Os dois policiais acusados de sequestrar, roubar e molestar uma vendedora no Rio de Janeiro tiveram a prisão temporária de 10 dias decretada ontem. Rodrigo Nogueira Batista, 30 anos, e o cabo Marcelo Machado Carneiro, 40, passaram por exames no Instituto Médico Legal (IML) antes de seguirem para o Batalhão Especial Prisional, onde aguardarão a conclusão do Inquérito Policial Militar. Em menos de dois meses, esse é o terceiro caso de PMs cariocas envolvidos em crimes graves. O episódio mancha a imagem já desgastada da corporação, ao mesmo tempo em que divide a opinião de especialistas sobre o que deve ser feito para coibir a inversão de papéis entre polícia e bandido.
Vera Malaguti, secretária-geral do Instituto Carioca de Criminologia (ICC), aponta o comportamento criminoso como consequência do próprio cotidiano do policial. ;Existe uma comunicação entre esses atos bárbaros e a formação do agente, o que a sociedade cobra dele e o seu dia a dia. O que esperar do policial que tem como rotina entrar na favela, matar, arrastar corpos?;, questiona a especialista. Para Vera, é preciso que a polícia carioca abandone a filosofia de guerra. ;É uma forma de trabalho que transforma os policiais em bichos soltos, como os combatentes dos Estados Unidos que saem da guerra como psicopatas;, diz.

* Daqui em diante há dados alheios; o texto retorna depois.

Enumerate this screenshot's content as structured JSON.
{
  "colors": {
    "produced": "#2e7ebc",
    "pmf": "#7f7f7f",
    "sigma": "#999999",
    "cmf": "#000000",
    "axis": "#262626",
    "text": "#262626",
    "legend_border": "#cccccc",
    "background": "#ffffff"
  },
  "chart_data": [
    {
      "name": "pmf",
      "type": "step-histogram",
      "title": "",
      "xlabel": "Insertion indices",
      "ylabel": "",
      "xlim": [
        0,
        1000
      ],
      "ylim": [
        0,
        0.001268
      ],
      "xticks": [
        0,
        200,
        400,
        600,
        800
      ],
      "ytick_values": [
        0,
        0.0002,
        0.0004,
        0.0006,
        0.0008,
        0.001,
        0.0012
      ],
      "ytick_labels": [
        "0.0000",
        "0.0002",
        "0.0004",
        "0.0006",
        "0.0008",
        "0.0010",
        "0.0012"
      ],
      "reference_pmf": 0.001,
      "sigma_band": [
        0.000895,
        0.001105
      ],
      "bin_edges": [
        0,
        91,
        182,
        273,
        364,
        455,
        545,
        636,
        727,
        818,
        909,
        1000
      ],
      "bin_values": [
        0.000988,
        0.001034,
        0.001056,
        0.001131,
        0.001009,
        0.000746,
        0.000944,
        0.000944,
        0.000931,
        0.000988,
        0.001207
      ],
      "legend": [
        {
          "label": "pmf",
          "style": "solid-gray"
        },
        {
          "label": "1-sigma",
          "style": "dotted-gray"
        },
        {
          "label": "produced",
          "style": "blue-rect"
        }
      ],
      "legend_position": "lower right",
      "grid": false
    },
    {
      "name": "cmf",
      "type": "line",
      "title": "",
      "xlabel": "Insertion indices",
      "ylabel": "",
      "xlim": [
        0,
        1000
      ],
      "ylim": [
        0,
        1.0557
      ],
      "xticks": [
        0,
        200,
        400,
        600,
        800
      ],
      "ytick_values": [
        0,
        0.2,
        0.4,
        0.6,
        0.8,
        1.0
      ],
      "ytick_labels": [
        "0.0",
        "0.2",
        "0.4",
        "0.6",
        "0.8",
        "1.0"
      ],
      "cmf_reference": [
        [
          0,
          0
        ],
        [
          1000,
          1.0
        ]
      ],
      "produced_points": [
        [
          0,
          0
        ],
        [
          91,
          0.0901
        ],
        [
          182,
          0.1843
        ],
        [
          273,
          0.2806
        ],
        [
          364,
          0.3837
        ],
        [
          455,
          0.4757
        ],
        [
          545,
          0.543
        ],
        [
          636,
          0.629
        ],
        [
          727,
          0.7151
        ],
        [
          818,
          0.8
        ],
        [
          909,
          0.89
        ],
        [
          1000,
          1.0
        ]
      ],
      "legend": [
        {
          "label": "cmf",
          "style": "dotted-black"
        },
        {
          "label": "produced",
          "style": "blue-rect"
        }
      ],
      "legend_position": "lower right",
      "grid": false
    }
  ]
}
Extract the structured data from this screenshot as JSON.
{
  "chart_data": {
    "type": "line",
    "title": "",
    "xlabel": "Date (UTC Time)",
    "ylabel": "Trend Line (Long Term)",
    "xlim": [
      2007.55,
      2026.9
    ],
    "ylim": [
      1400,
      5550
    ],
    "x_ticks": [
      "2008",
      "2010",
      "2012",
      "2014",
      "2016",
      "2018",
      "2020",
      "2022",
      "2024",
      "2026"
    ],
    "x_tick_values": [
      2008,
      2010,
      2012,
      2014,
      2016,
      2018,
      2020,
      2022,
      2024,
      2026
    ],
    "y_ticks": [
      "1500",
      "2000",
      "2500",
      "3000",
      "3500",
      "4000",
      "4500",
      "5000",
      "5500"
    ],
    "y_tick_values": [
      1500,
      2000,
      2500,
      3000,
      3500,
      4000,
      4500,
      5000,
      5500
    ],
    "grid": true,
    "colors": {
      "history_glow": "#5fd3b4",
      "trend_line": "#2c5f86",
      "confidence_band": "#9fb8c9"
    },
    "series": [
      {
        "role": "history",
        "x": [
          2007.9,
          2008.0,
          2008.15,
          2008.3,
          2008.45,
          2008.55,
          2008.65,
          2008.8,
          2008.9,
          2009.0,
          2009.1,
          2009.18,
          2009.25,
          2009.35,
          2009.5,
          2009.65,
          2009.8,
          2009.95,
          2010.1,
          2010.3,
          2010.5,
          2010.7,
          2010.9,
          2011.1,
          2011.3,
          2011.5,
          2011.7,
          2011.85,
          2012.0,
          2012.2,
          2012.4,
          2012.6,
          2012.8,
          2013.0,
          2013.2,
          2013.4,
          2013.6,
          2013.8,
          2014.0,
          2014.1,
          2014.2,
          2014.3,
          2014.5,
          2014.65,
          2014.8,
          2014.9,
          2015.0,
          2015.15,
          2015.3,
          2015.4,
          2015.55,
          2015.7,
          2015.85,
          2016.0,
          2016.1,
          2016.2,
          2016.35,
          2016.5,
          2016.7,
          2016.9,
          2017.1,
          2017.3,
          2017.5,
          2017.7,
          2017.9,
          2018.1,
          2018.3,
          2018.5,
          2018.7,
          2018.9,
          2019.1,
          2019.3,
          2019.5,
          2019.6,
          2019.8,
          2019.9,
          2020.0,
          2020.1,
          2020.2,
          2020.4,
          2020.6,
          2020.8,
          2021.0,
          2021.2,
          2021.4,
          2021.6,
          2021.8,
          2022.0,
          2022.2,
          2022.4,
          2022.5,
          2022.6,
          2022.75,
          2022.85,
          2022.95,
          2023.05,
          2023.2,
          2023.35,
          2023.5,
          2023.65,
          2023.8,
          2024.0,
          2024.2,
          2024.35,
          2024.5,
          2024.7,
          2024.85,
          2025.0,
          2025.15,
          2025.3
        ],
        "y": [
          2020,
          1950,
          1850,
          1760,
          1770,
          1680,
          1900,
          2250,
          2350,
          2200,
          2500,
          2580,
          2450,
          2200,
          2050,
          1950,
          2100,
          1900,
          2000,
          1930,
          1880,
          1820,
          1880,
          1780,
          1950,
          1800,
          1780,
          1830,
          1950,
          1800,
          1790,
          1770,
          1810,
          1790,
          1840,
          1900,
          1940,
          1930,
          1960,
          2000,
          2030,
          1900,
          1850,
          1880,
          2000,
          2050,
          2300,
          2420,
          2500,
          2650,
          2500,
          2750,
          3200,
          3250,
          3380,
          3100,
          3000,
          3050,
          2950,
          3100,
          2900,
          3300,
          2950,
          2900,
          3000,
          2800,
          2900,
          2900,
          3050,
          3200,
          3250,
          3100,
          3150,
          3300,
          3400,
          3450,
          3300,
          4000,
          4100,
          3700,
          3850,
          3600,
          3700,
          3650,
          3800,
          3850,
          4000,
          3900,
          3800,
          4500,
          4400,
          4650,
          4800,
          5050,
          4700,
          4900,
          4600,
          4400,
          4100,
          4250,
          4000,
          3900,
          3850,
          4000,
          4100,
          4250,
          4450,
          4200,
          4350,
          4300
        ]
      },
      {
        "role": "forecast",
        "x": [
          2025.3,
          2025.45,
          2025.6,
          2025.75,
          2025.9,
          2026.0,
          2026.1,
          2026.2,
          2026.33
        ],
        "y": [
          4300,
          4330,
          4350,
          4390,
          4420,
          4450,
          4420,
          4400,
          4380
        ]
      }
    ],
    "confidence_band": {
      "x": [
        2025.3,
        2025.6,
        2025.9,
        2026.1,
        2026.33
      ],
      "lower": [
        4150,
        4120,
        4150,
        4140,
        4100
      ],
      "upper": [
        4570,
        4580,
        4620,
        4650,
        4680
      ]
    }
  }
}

Professor do Laboratório de Análise da Violência da Universidade do Estado do Rio de Janeiro (Uerj), Ignácio Cano discorda da ideia. ;Não se trata de um crime de desequilíbrio, em que o policial atira sem motivo e mata dez pessoas. Estamos falando de desvios pontuais, com motivações bem definidas;, afirma o sociólogo. Na avaliação dele, uma primeira medida para evitar os crimes entre policiais seria fortalecer as corregedorias e ouvidorias. ;São estruturas muito pequenas para o tamanho do problema que precisam enfrentar. Não há gratificação, formação ou plano de carreira para quem trabalha nesses órgãos;, diz Cano. Outra providência, segundo ele, seria melhorar o treinamento, a remuneração e aumentar os requisitos para ingresso na carreira ; que hoje é o ensino médio em praticamente todos os estados.
Na noite de sexta-feira, uma vendedora de 21 anos diz ter sido abordada no centro do Rio por dois policiais militares e obrigada a entrar no carro. Eles exigiram dinheiro para soltá-la. Ela conta que entregou os R$ 1,7 mil que tinha na bolsa. Em uma estrada afastada, no Parque Nacional da Tijuca, ela teria sido molestada sexualmente e baleada no rosto. A jovem ainda teria caído de uma ribanceira de nove metros. A vendedora foi encontrada por um ciclista e levada a um hospital. Na delegacia, reconheceu os PMs.
Em outubro, o soldado Diego Luis Carvalho Varanda, 23 anos, foi preso após roubar pedestres e trocar tiros com colegas de farda em um carro roubado. Um caso recente mais notório, também em outubro, foi o de dois policiais que pegaram os pertences do coordenador do AfroReggae, Evandro João da Silva, baleado momentos antes por dois assaltantes no Rio. A vítima agonizou e morreu no local, sem receber ajuda dos agentes. Acusados de prevaricação e furto qualificado, Dennys Leonard Nogueira Bizarro e Marcos de Oliveira Sales estão presos.